Apparently you can't edit? God this forum is THE WORST lol
It is bad, but you can edit your own posts. Not sure why you could not.
Anyway, I do appreciate you putting the work in to resurrect your ratings. We have lost so many rankings (apparently) over the years, especially Rutter and Loch. It's great that you took the time to get all of yours flying again. Many thanks!
What I've never really understood, or maybe a better word is endorsed, regarding GRANT ratings is what you do with goal differential. Let's say that two teams with perfect records have each played 10 games. Team A won the first nine of those games by 1-0 shutouts, before winning one by a score of 2-1. Its ratio of goals scored versus goals allowed would be 11 to 1. Team B won all 10 of its games by 4-1 scores. Its ratio of goals versus goals allowed would be 40 to 10, or 4 to 1.

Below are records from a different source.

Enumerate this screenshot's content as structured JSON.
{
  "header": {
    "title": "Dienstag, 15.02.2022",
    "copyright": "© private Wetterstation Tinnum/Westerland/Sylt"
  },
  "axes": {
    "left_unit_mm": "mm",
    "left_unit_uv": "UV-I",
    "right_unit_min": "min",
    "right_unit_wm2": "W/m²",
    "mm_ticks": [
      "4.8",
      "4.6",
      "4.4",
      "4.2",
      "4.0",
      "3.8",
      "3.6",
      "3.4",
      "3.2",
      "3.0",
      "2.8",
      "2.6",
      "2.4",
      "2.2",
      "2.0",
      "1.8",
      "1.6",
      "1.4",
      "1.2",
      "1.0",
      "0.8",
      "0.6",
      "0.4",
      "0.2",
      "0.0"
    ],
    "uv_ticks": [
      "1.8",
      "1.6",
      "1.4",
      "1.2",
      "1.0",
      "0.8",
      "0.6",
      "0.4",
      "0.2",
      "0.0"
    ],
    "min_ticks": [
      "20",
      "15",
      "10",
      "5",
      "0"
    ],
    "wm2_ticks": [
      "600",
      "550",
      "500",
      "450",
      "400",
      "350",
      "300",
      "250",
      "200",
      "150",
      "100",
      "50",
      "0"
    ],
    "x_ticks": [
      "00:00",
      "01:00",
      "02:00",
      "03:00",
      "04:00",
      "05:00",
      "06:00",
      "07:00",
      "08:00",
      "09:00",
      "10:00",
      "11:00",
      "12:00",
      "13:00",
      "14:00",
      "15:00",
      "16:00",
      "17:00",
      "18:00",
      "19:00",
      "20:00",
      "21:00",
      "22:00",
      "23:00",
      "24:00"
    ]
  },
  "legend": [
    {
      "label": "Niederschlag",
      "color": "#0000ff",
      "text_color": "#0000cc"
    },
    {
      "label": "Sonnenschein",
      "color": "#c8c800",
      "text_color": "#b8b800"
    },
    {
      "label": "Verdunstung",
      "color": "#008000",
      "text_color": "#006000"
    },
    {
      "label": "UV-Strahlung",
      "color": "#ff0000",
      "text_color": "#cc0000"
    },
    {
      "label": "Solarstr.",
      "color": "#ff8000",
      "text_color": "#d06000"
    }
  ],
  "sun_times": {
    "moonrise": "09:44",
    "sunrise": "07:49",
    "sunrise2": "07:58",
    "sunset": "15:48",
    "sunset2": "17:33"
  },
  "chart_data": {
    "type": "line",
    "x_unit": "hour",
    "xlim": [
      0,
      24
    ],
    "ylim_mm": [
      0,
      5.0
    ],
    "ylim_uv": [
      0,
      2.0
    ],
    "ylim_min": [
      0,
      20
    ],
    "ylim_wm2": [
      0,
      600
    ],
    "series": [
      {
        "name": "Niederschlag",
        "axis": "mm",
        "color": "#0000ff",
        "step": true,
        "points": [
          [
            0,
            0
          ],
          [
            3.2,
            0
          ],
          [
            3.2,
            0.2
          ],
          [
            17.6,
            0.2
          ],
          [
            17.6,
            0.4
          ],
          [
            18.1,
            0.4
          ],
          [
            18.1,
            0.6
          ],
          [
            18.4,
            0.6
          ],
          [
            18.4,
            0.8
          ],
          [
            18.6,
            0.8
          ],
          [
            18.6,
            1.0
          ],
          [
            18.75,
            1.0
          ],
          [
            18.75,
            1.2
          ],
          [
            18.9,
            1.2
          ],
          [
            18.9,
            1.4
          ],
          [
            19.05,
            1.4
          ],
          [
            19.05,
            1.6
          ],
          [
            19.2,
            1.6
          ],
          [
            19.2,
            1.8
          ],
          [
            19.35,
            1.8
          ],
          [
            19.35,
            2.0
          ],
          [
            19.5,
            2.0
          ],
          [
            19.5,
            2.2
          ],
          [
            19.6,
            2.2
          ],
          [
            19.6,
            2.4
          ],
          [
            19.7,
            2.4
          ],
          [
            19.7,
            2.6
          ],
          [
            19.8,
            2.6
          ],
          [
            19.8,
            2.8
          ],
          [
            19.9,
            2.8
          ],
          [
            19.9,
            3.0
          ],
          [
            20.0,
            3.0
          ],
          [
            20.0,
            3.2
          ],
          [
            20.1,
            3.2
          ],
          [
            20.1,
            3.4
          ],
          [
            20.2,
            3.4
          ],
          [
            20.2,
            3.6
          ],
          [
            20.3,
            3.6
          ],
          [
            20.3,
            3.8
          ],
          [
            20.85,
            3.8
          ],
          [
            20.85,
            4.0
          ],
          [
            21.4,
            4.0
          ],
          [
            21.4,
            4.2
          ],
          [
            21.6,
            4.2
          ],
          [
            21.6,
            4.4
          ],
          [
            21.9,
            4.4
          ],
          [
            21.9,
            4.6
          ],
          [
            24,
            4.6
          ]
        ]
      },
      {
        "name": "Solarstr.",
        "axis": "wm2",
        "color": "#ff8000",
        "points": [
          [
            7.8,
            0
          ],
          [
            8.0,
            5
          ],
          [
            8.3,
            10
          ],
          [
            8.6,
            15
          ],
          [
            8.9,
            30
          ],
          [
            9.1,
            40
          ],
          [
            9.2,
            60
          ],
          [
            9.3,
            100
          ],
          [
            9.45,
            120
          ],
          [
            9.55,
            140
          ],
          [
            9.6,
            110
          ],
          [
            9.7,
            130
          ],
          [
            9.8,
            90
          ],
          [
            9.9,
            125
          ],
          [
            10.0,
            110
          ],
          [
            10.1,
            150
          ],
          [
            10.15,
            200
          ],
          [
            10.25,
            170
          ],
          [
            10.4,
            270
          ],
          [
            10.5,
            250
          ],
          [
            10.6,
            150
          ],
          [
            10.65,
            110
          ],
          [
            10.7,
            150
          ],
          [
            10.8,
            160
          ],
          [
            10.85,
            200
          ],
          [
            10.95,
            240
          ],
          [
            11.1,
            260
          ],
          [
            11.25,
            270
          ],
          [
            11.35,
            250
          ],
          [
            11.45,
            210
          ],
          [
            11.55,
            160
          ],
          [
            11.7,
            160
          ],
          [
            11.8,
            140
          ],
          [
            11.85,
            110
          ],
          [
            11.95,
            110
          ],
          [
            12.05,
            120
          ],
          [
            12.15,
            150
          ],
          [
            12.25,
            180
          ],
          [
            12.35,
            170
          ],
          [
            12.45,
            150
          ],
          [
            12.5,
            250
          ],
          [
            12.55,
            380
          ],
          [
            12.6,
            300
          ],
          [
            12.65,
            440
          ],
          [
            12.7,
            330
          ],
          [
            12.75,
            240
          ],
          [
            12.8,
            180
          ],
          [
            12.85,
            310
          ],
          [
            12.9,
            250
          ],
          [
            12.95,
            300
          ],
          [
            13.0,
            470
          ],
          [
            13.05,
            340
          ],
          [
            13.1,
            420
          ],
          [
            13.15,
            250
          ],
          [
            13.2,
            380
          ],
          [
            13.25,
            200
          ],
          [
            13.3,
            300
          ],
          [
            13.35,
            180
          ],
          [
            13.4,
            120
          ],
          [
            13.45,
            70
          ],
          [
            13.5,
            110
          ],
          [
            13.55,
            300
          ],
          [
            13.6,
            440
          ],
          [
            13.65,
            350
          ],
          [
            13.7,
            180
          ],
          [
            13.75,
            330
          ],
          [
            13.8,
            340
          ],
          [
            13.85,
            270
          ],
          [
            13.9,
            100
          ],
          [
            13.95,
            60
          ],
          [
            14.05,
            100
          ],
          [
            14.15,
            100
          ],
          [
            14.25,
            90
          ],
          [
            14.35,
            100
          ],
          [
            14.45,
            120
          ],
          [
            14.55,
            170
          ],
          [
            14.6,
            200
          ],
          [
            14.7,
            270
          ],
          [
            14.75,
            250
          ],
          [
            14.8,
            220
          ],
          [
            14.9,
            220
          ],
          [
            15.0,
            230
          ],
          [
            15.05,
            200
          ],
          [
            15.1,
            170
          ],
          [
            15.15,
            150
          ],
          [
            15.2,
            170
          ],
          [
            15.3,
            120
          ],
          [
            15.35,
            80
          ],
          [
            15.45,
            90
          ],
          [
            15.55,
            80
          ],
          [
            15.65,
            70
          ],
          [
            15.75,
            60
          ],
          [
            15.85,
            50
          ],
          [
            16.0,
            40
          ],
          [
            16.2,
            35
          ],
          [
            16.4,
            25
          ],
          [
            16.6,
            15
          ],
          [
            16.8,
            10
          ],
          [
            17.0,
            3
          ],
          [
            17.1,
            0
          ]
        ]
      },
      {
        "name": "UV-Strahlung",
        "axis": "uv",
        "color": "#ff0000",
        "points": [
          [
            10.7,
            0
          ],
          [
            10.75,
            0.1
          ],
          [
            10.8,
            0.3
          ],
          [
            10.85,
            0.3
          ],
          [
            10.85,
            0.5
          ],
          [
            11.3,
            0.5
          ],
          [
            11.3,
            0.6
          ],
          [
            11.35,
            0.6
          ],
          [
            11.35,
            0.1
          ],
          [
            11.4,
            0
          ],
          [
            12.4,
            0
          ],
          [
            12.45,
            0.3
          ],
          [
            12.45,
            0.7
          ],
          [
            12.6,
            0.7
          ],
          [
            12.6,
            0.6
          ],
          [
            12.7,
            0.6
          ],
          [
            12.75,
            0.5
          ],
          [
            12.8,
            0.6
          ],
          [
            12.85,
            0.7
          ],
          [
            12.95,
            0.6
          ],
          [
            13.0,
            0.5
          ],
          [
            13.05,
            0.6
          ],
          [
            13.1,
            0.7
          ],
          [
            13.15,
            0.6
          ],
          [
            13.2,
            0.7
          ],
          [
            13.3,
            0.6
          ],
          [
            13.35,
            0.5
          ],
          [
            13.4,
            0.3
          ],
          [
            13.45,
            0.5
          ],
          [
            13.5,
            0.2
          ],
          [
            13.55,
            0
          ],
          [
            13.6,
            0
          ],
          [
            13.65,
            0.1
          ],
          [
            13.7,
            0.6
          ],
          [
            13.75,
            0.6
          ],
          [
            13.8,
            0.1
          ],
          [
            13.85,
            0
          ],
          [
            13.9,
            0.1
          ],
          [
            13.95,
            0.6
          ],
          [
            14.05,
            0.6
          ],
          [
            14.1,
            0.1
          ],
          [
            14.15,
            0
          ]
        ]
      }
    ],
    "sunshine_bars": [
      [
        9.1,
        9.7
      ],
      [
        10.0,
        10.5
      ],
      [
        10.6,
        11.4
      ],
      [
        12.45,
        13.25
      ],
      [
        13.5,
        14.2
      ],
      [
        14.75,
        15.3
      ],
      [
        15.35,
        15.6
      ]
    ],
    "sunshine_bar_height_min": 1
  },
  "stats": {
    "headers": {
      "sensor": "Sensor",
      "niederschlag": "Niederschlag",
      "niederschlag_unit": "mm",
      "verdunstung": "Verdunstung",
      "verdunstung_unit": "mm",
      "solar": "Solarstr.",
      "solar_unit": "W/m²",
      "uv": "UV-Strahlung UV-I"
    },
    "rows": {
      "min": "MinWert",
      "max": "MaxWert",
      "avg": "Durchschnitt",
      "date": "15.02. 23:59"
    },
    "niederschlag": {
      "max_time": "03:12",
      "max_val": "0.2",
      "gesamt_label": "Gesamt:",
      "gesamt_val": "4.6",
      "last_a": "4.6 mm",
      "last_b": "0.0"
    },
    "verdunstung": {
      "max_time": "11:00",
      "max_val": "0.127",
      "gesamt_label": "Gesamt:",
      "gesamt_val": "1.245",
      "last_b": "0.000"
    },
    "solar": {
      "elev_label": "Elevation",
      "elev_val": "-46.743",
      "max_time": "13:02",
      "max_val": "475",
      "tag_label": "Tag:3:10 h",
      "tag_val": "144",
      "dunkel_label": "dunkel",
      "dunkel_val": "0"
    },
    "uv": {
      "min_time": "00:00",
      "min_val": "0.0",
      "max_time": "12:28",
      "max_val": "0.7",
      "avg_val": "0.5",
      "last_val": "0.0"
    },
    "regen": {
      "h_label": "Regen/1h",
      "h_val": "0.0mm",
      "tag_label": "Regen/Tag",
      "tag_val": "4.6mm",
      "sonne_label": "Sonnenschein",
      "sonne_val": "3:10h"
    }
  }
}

I don't remember for sure which way you make your assumption, but I think you said that a team with an 11 to 1 ratio is clearly superior to a team with a 4 to 1 ratio. As with most rankings, we're hampered in the hypothetical case above because we don't know anything about the caliber of competition, but I can argue that either Team A or Team B is stronger, depending on which point I'd like to make.
One way... Defense wins championships. A team that is allowing one goal through 10 games is going to be able to shut down its opponent and eventually will score. So Team A is clearly stronger.
Or ... Team B always has its games wrapped up by the final buzzer, while Team A is a bounce away from heading to OT. Hockey is a contest ultimately decided by relatively few plays, so not many bounces need to change to flip a result. For Team A, we're dependent on every bounce along the way. Team B has given itself a little more slack to survive some variance in its results. This suggests that Team B is stronger and in better shape moving forward.
We seldom see a team in women's D-I win a title when it doesn't have a great offense, and in particular, an offense that can score against strong competition. Wisconsin had great defensive teams in the ARD era, but its offense was more boa constrictor than cobra and had trouble delivering the lethal strike against top adversaries once we reached the "win or go home" point of the season.
It would be nice if a model included some dampening of the assumption that GRANT makes, allowing it to recognize a goal differential advantage in addition to a goal ratio advantage. For the A/B example above, it would be possible that Team A could have the same goals & goals allowed shown above for A and its opponents, but include a 2-0 win along with a 0-1 loss. That better highlights the vulnerability of Team A. Yes, goal ratio may matter, but I've seen nothing in my observations to convince me that it vastly outweighs goal differential. GRANT ignores that Team B has a goal differential of 30 while Team A has a goal differential of only 10. You can do all sorts of calculations from that point on, but if a fundamental assumption made early on is unsupported at best, and possibly even errant, there isn't any way to save the comparison.
I used to place the GRANT ratings alongside the other math-based models to see how it compares. Now, that Lock's WCHODR looks to be dormant, KRACH is about all that we have for comparison. RPI/PWR, for all of its attempts at tweaks and corrections over the years, is still about as fair as the federal income tax code.